Ancak, şimdiye dek insan tarafından icat edilmiş herhangi bir teknolojinin izlediğinden çok daha kapsamlı bir şekilde zaten izleniyoruz. Bu izlemenin türü ve insan davranışı üzerinde görülebilecek yararlı etkileri, gelecek makalede ele alınacak.

[Sayfa 6’daki pasaj]

“Teröristler, özel hayatlarının korunduğu bir toplumda harekete geçerler”

[Sayfa 7’deki çerçeve/resim]

Tıbbi Kayıtlarınız Ne Kadar Gizli?

Birçok insan tıbbi kayıtlarının, yani doktoru ve hastanesiyle yaptığı özel görüşmelerin kesinlikle gizli tutulacağını düşünebilir. Oysa özel yaşamı koruma örgütü olan Privacy Rights Clearinghouse’un uyarısına göre “hissettiğiniz güven duygusu aldatıcı olabilir.” Simson Garfinkel, Database Nation—The Death of Privacy in the 21st Century (21. Yüzyılda Özel Hayatın Sonu—Veri Tabanı Toplumu) adlı kitabında şöyle diyor: “Günümüzde tıbbi kayıtlar her zamankinden daha çok kullanılıyor. . . . . İşverenler ve sigorta şirketleri, işe alacakları ve sigortalayacakları kişilere karar verirken bu kayıtları kullanıyor. Hastaneler ve dinsel teşkilatlar bağış istemek için bu kayıtları kullanıyor.
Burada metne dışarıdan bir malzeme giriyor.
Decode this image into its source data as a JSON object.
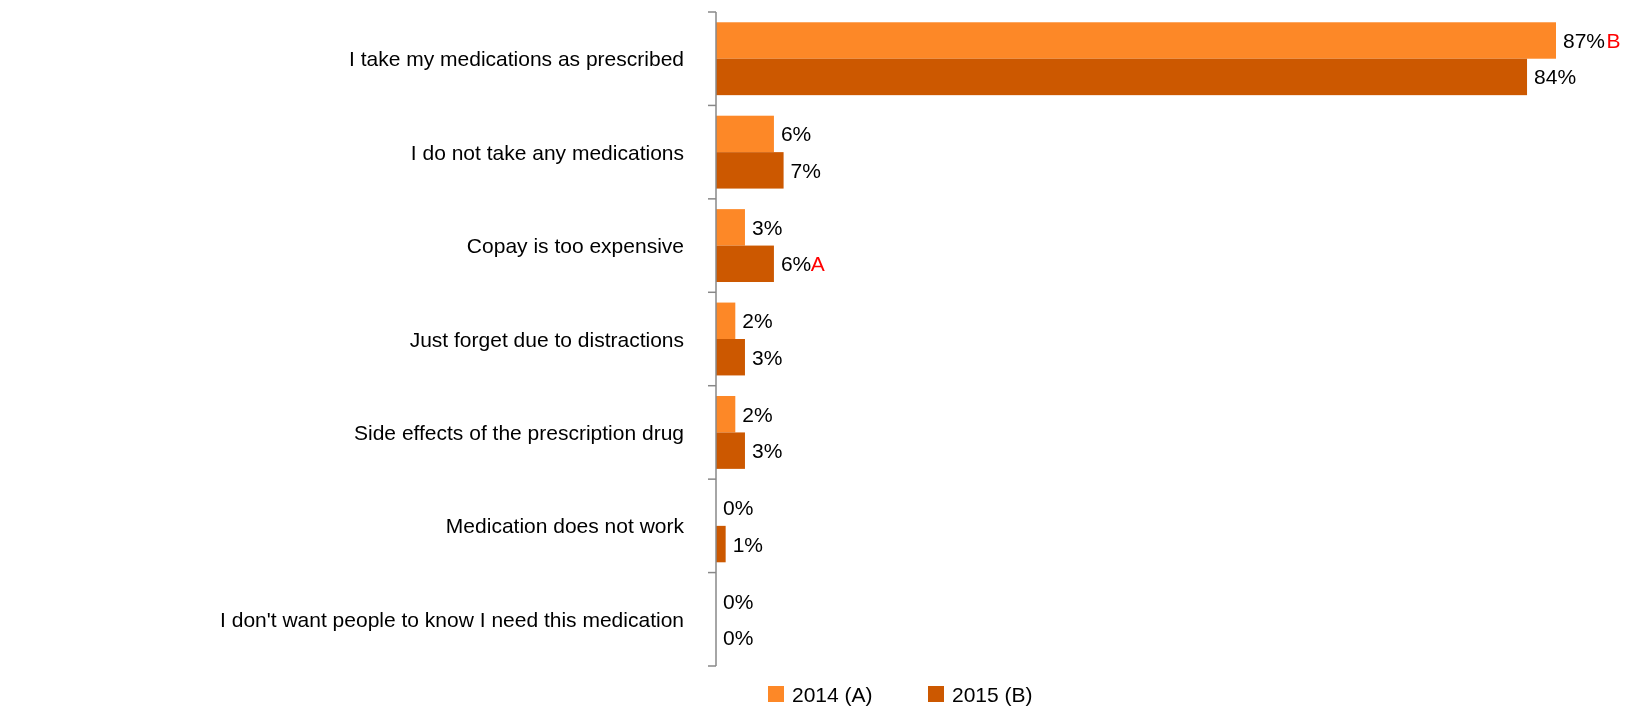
{
  "chart_data": {
    "type": "bar",
    "orientation": "horizontal",
    "categories": [
      "I take my medications as prescribed",
      "I do not take any medications",
      "Copay is too expensive",
      "Just forget due to distractions",
      "Side effects of the prescription drug",
      "Medication does not work",
      "I don't want people to know I need this medication"
    ],
    "series": [
      {
        "name": "2014 (A)",
        "color": "#fd8827",
        "values": [
          87,
          6,
          3,
          2,
          2,
          0,
          0
        ],
        "value_labels": [
          "87%",
          "6%",
          "3%",
          "2%",
          "2%",
          "0%",
          "0%"
        ]
      },
      {
        "name": "2015 (B)",
        "color": "#cc5800",
        "values": [
          84,
          7,
          6,
          3,
          3,
          1,
          0
        ],
        "value_labels": [
          "84%",
          "7%",
          "6%",
          "3%",
          "3%",
          "1%",
          "0%"
        ]
      }
    ],
    "annotations": [
      {
        "text": "B",
        "x": 87,
        "y": "I take my medications as prescribed"
      },
      {
        "text": "A",
        "x": 6,
        "y": "Copay is too expensive"
      }
    ],
    "legend": "bottom"
  }
}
Pazarlamacılar bile, olası müşteriler hakkında bilgi alabilmek için bulabildikleri tüm tıbbi kayıtları satın alıyorlar.”

Garfinkel şuna da dikkat çekiyor: “Hastaneye normal bir muayene için gelen hastanın tıbbi kayıtlarına 50 ila 75 kişinin bakmak zorunda olması, kayıtların gizli tutulmasını zorlaştırıyor.” Bazı yerlerde, hastalar hastaneye yatarken kapsamlı feragat belgeleri ya da genel izin belgeleri imzalayarak farkında olmadan gizlilik haklarından vazgeçmiş olabiliyor. Privacy Rights Clearinghouse, bu belgeleri imzalayarak “o tıbbi kurum ya da personelin sizinle ilgili tıbbi bilgileri sigorta şirketlerine, resmi dairelere ve diğer kuruluşlara aktarmasına izin vermiş oluyorsunuz” diyor.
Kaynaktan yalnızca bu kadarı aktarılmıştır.